Intro to Map Design Tools
When presenting geographic information through a map, elements of graphic design are crucial to creating a meaningful final product. These elements range from how elements on the map are laid out to the visual characteristics of the individual elements. Good map design takes into consideration audience, purpose, and presentation medium and picks the right elements to connect all of these aspects together to tell a cohesive story.
The most important graphical elements to keep in mind are visual contrast, legibility, figure-ground organization, hierarchical organization, and balance. Visual contrast, legibility and figure-ground organization can help visually guide the audience through the hierarchical organization of your map as well as keeping the elements balanced throughout the presentation. How you use these elements of design will depend on the purpose of the map and the medium it is presented in. A projector display will require higher contrast and a more simplified structure than a map to be printed in a book which can be more nuanced and detailed design-wise.
Finally, when you are finished with your map the choice of export file type is also depended on the purpose of the map. All file types either fall in the raster or vector category. Raster is most commonly used for web display (JPEG, TIFF) however it is hard to edit or work on a raster file. Exporting as a vector file will allow other people or yourself to continue working on or editing the map (illustrator files are vector form).
With that quick summary, let's explore some of the types of maps you can create using ArcMap's design tools. As I fiddle with the beginning tools of map design within the software I will include tips on functions that I found to be helpful and interesting.
Basic Point, Line, and Polygon Design
One of the basic forms of mapping is vector, like I discussed earlier, and these mapped through point, line and polygon features. Along with these different features come a multitude of design options such as fill, outline, shape, and label. Within a features properties, the symbology and label tabs allow for a variety of design changes related to certain attributes. Something that I thought was interesting and a good resource for both beginners and more advanced map designers is the Style References option. This menu gives you predefined styles depending on things like zoning or land-use features. This is one way you could make your map more universally recognizable or also guide you on what types of design choices to make.
Another unique feature you can use with this type of map design is a definition query. The query is built from the selected attribute along with a logical operator like = or > and unique values of the attribute. This is a function that instructs the software what class of features to display. For example, within the buildings feature on your map you could specify only residential and government buildings display on this layer. The definition query is useful in map design because from there you can pull out these different classes in using the symbology function and give them their own unique appearance on the map.
Another way to design a map is as a choropleth map. Because you cannot show continuous variation with points or polygons, this type of map uses color to fill polygons that represent certain numeric attribute values. This works through the assignment of break values that tell the map when to switch to a new color polygon depending on attribute value. Natural breaks (Jenks) are the automatic assignment chosen by ArcGIS, however you will almost always assign your own values when creating this type of map.
This technique is not only applicable to polygons, you can also create a graduated point map that operates on the same principles.
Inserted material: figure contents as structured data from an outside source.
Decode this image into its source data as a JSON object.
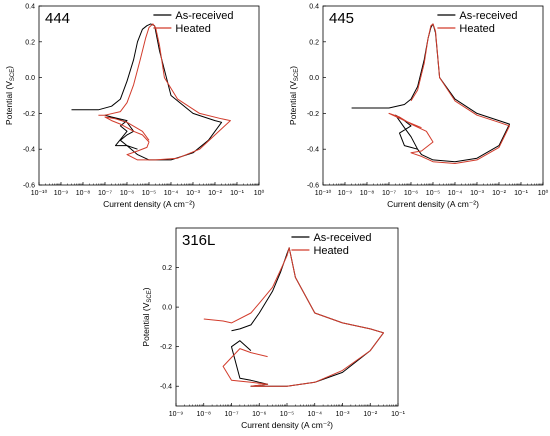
{
  "chart_data": [
    {
      "type": "line",
      "panel_label": "444",
      "xlabel": "Current density (A cm⁻²)",
      "ylabel": "Potential (V",
      "ylabel_sub": "SCE",
      "ylabel_end": ")",
      "x_scale": "log",
      "xlim": [
        1e-10,
        1
      ],
      "ylim": [
        -0.6,
        0.4
      ],
      "x_ticks": [
        -10,
        -9,
        -8,
        -7,
        -6,
        -5,
        -4,
        -3,
        -2,
        -1,
        0
      ],
      "y_ticks": [
        "-0.6",
        "-0.4",
        "-0.2",
        "0.0",
        "0.2",
        "0.4"
      ],
      "y_tick_values": [
        -0.6,
        -0.4,
        -0.2,
        0.0,
        0.2,
        0.4
      ],
      "legend_position": "top-right",
      "series": [
        {
          "name": "As-received",
          "color": "#000000",
          "x": [
            3e-09,
            1e-08,
            5e-08,
            2e-07,
            5e-07,
            1e-06,
            2e-06,
            3e-06,
            5e-06,
            8e-06,
            1.2e-05,
            1.8e-05,
            3e-05,
            0.0001,
            0.001,
            0.01,
            0.02,
            0.005,
            0.001,
            0.0001,
            1e-05,
            3e-06,
            1e-06,
            3e-07,
            1e-06,
            5e-07,
            1e-06,
            2e-07,
            1e-07,
            1e-06,
            2e-06,
            1e-06,
            5e-07,
            1e-06,
            3e-06
          ],
          "y": [
            -0.18,
            -0.18,
            -0.18,
            -0.16,
            -0.12,
            -0.02,
            0.1,
            0.2,
            0.27,
            0.29,
            0.3,
            0.29,
            0.15,
            -0.1,
            -0.2,
            -0.24,
            -0.25,
            -0.35,
            -0.42,
            -0.46,
            -0.46,
            -0.43,
            -0.38,
            -0.38,
            -0.3,
            -0.27,
            -0.24,
            -0.22,
            -0.21,
            -0.25,
            -0.3,
            -0.32,
            -0.35,
            -0.38,
            -0.4
          ]
        },
        {
          "name": "Heated",
          "color": "#d23c2c",
          "x": [
            5e-08,
            1e-07,
            5e-07,
            1e-06,
            2e-06,
            4e-06,
            7e-06,
            1e-05,
            1.5e-05,
            2e-05,
            3e-05,
            5e-05,
            0.0002,
            0.002,
            0.02,
            0.05,
            0.01,
            0.002,
            0.0002,
            2e-05,
            3e-06,
            1e-06,
            3e-06,
            8e-06,
            1e-05,
            5e-06,
            2e-06,
            1e-06,
            5e-07,
            2e-07,
            1e-07,
            3e-07,
            1e-06,
            5e-06,
            1e-05
          ],
          "y": [
            -0.21,
            -0.21,
            -0.19,
            -0.14,
            -0.04,
            0.1,
            0.22,
            0.28,
            0.3,
            0.28,
            0.18,
            0.0,
            -0.12,
            -0.2,
            -0.23,
            -0.24,
            -0.32,
            -0.4,
            -0.45,
            -0.46,
            -0.46,
            -0.43,
            -0.41,
            -0.39,
            -0.36,
            -0.32,
            -0.3,
            -0.28,
            -0.26,
            -0.24,
            -0.22,
            -0.23,
            -0.25,
            -0.3,
            -0.35
          ]
        }
      ]
    },
    {
      "type": "line",
      "panel_label": "445",
      "xlabel": "Current density (A cm⁻²)",
      "ylabel": "Potential (V",
      "ylabel_sub": "SCE",
      "ylabel_end": ")",
      "x_scale": "log",
      "xlim": [
        1e-10,
        1
      ],
      "ylim": [
        -0.6,
        0.4
      ],
      "x_ticks": [
        -10,
        -9,
        -8,
        -7,
        -6,
        -5,
        -4,
        -3,
        -2,
        -1,
        0
      ],
      "y_ticks": [
        "-0.6",
        "-0.4",
        "-0.2",
        "0.0",
        "0.2",
        "0.4"
      ],
      "y_tick_values": [
        -0.6,
        -0.4,
        -0.2,
        0.0,
        0.2,
        0.4
      ],
      "legend_position": "top-right",
      "series": [
        {
          "name": "As-received",
          "color": "#000000",
          "x": [
            2e-09,
            1e-08,
            1e-07,
            5e-07,
            1e-06,
            2e-06,
            4e-06,
            6e-06,
            8e-06,
            1e-05,
            1.3e-05,
            2e-05,
            0.0001,
            0.001,
            0.01,
            0.03,
            0.01,
            0.001,
            0.0001,
            1e-05,
            3e-06,
            2e-06,
            1e-06,
            5e-07,
            3e-07,
            1e-06,
            5e-07,
            2e-07,
            5e-07,
            1e-06,
            2e-06
          ],
          "y": [
            -0.17,
            -0.17,
            -0.17,
            -0.15,
            -0.12,
            -0.05,
            0.1,
            0.22,
            0.28,
            0.3,
            0.25,
            0.0,
            -0.12,
            -0.2,
            -0.24,
            -0.26,
            -0.38,
            -0.45,
            -0.47,
            -0.46,
            -0.43,
            -0.4,
            -0.39,
            -0.38,
            -0.31,
            -0.27,
            -0.24,
            -0.21,
            -0.28,
            -0.33,
            -0.4
          ]
        },
        {
          "name": "Heated",
          "color": "#d23c2c",
          "x": [
            1e-06,
            2e-06,
            4e-06,
            6e-06,
            8e-06,
            1e-05,
            1.3e-05,
            2e-05,
            0.0001,
            0.001,
            0.01,
            0.03,
            0.01,
            0.001,
            0.0001,
            1e-05,
            3e-06,
            1e-06,
            3e-06,
            1e-05,
            5e-06,
            1e-06,
            3e-07,
            1e-07,
            5e-07,
            3e-06
          ],
          "y": [
            -0.13,
            -0.07,
            0.08,
            0.22,
            0.29,
            0.3,
            0.26,
            0.0,
            -0.13,
            -0.21,
            -0.25,
            -0.27,
            -0.39,
            -0.46,
            -0.48,
            -0.47,
            -0.44,
            -0.42,
            -0.41,
            -0.36,
            -0.3,
            -0.26,
            -0.22,
            -0.2,
            -0.24,
            -0.28
          ]
        }
      ]
    },
    {
      "type": "line",
      "panel_label": "316L",
      "xlabel": "Current density (A cm⁻²)",
      "ylabel": "Potential (V",
      "ylabel_sub": "SCE",
      "ylabel_end": ")",
      "x_scale": "log",
      "xlim": [
        1e-09,
        0.1
      ],
      "ylim": [
        -0.5,
        0.4
      ],
      "x_ticks": [
        -9,
        -8,
        -7,
        -6,
        -5,
        -4,
        -3,
        -2,
        -1
      ],
      "y_ticks": [
        "-0.4",
        "-0.2",
        "0.0",
        "0.2"
      ],
      "y_tick_values": [
        -0.4,
        -0.2,
        0.0,
        0.2
      ],
      "legend_position": "top-right",
      "series": [
        {
          "name": "As-received",
          "color": "#000000",
          "x": [
            1e-07,
            2e-07,
            5e-07,
            1e-06,
            3e-06,
            6e-06,
            1e-05,
            1.2e-05,
            2e-05,
            0.0001,
            0.001,
            0.01,
            0.03,
            0.01,
            0.001,
            0.0001,
            1e-05,
            2e-06,
            5e-07,
            2e-06,
            1e-06,
            5e-07,
            2e-07,
            1e-07,
            2e-07,
            5e-07
          ],
          "y": [
            -0.12,
            -0.11,
            -0.09,
            -0.03,
            0.08,
            0.18,
            0.27,
            0.3,
            0.15,
            -0.03,
            -0.08,
            -0.11,
            -0.13,
            -0.22,
            -0.33,
            -0.38,
            -0.4,
            -0.4,
            -0.4,
            -0.39,
            -0.38,
            -0.37,
            -0.36,
            -0.2,
            -0.17,
            -0.22
          ]
        },
        {
          "name": "Heated",
          "color": "#d23c2c",
          "x": [
            1e-08,
            5e-08,
            1e-07,
            5e-07,
            1e-06,
            3e-06,
            6e-06,
            1e-05,
            1.2e-05,
            2e-05,
            0.0001,
            0.001,
            0.01,
            0.03,
            0.01,
            0.001,
            0.0001,
            1e-05,
            2e-06,
            5e-07,
            2e-06,
            5e-07,
            1e-07,
            5e-08,
            2e-07,
            5e-07,
            2e-06
          ],
          "y": [
            -0.06,
            -0.07,
            -0.08,
            -0.03,
            0.02,
            0.1,
            0.19,
            0.26,
            0.3,
            0.15,
            -0.03,
            -0.08,
            -0.11,
            -0.13,
            -0.22,
            -0.32,
            -0.38,
            -0.4,
            -0.4,
            -0.4,
            -0.39,
            -0.38,
            -0.37,
            -0.3,
            -0.21,
            -0.23,
            -0.25
          ]
        }
      ]
    }
  ]
}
Here are a few different ways of creating a choropleth map:
Normalized maps: uses percentages to calculate how much of an attribute is occurring (numerator attribute/denominator attribute)
Density maps: uses area to calculate how much of an attribute is occurring
Dot density maps: use points to visualize the concentration of attributes
Fishnet maps: uses uniform, square, polygons (cells) that aggregate point data into cell summaries. This helps drive your perception only by color and not by the shape of the polygon. (rasterizes it?)
It's important to note that you don't have to repeat your hard work picking colors over and over when you update a map or create a new one. For easy access to prior styling, you can save layer styles and then import then onto another layer.
Lingering Questions/Problems
Problem: When putting a label on a layer I created using the definition query, the label seemed to only random apply itself to a few of the feature points and not all of the points on the layer.
Resolution: I then found if I zoomed in on the layer I could see all of the labels.
Remaining question: is there a way to ensure that all labels show up no matter what extent you are zoomed to?
What do the different classification techniques for graduated colors and symbols mean? (ex: quantile)
I don't understand what the purpose of a layer package is, is it just the same as saving a single layer but saving a layer grouping?